The association of CL, HT, and PTC might be component of a new syndrome; however FOXE1 coding region, which has been involved with these entities, has not exhibited mutations or SNPs. Based on this case study and a review of the literature on the role that the FOXE1 gene plays in these pathologies, a more extensive sequence analysis (including other genes) is needed to rule out its role in the above-mentioned diseases.

Ethical Approval

All procedures followed were in accordance with the ethical standards of the responsible committee on human experimentation (institutional and national) and with the Helsinki Declaration of 1975, as revised in 2000.
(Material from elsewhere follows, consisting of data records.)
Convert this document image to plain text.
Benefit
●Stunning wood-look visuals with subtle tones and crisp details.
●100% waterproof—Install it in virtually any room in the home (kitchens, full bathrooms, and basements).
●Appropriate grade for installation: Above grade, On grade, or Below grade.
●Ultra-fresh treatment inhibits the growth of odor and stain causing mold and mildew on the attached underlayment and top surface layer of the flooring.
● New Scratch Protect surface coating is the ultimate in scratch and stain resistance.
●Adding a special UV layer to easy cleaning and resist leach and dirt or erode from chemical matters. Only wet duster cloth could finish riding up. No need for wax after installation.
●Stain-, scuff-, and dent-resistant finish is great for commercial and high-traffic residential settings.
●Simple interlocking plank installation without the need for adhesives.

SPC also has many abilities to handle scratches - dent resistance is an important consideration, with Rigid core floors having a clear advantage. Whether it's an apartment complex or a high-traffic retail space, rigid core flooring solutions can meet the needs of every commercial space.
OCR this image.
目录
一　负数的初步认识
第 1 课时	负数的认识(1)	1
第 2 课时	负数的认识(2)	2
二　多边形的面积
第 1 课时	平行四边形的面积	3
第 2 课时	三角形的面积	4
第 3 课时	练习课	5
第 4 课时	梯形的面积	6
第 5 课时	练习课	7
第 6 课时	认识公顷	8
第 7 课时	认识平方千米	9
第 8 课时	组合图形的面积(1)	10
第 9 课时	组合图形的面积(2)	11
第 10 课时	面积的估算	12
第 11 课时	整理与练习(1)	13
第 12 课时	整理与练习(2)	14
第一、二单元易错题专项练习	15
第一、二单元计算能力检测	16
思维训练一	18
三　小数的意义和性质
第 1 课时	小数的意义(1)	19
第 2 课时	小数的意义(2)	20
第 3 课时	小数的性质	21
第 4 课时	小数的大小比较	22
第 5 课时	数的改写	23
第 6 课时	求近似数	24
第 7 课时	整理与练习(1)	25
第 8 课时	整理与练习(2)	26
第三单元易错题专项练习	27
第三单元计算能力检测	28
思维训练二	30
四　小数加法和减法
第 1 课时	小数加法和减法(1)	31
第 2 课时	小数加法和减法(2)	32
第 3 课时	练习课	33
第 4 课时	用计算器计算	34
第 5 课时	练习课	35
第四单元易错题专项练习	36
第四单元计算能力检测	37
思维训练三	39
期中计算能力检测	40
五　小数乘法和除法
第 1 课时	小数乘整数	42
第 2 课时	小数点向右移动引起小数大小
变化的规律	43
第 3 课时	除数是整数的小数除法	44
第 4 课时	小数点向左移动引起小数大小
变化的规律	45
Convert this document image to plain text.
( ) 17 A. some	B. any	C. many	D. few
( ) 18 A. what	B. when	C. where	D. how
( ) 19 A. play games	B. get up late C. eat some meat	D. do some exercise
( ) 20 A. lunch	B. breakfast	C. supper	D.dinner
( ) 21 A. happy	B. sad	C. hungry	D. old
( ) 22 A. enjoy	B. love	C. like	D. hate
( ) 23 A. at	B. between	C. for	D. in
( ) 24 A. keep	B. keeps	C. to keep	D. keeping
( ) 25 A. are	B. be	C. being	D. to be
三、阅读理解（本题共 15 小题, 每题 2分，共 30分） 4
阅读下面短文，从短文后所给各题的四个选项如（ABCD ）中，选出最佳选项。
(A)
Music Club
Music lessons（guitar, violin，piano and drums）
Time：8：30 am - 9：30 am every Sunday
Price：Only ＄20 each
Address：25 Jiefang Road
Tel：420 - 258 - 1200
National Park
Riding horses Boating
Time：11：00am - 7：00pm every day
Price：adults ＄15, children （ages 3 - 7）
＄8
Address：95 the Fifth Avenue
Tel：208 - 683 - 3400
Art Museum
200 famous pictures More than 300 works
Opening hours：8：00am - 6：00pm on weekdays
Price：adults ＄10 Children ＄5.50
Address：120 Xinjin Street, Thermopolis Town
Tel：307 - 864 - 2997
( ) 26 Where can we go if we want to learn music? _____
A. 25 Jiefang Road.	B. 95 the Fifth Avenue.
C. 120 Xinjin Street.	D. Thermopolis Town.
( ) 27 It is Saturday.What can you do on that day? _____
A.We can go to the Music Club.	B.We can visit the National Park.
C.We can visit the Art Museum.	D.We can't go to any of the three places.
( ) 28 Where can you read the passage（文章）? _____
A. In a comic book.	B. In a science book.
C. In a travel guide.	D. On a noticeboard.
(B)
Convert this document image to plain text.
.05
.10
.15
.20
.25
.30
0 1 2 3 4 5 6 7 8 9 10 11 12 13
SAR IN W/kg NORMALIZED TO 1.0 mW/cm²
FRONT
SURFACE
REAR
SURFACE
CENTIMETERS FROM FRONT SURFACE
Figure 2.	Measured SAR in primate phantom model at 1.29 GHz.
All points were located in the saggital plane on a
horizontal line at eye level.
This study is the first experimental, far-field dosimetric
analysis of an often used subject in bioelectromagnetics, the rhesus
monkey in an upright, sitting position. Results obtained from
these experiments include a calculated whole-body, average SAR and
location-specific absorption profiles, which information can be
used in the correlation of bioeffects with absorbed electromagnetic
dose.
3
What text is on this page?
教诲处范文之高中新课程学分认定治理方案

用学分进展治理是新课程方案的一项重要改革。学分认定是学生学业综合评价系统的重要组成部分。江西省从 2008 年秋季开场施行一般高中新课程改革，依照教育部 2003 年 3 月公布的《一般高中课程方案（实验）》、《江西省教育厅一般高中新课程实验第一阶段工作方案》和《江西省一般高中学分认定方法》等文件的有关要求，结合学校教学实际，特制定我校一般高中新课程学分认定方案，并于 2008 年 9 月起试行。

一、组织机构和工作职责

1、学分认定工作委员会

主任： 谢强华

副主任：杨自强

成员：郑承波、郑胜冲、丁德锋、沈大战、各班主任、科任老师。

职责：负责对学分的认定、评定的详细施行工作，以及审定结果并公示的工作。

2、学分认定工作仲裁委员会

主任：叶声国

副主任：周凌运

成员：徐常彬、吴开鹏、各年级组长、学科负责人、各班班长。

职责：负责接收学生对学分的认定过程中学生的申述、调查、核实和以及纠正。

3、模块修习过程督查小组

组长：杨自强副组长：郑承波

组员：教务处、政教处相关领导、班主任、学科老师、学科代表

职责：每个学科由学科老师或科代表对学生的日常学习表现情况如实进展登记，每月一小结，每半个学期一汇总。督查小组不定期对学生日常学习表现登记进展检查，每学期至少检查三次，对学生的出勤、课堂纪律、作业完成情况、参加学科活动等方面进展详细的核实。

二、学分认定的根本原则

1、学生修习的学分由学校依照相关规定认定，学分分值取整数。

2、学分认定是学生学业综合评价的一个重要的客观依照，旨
Informed consent was obtained from all patients for being included in the study.

Conflicts of Interest

All authors declare that there are no conflicts of interest.

Authors’ Contributions

All authors made substantial contributions to the conception or design of the work, or the acquisition, analysis, or interpretation of data for the work, drafting the work, or revising it critically for important intellectual content, gave final approval of the version to be published, and agreed to be accountable for all aspects of the work in ensuring that questions related to the accuracy or integrity of any part of the work are appropriately investigated and resolved.


Funding was provided by Ciprés Grupo Médico S.C. (CGM) and by the Instituto Nacional de Medicina Genómica (INMEGEN).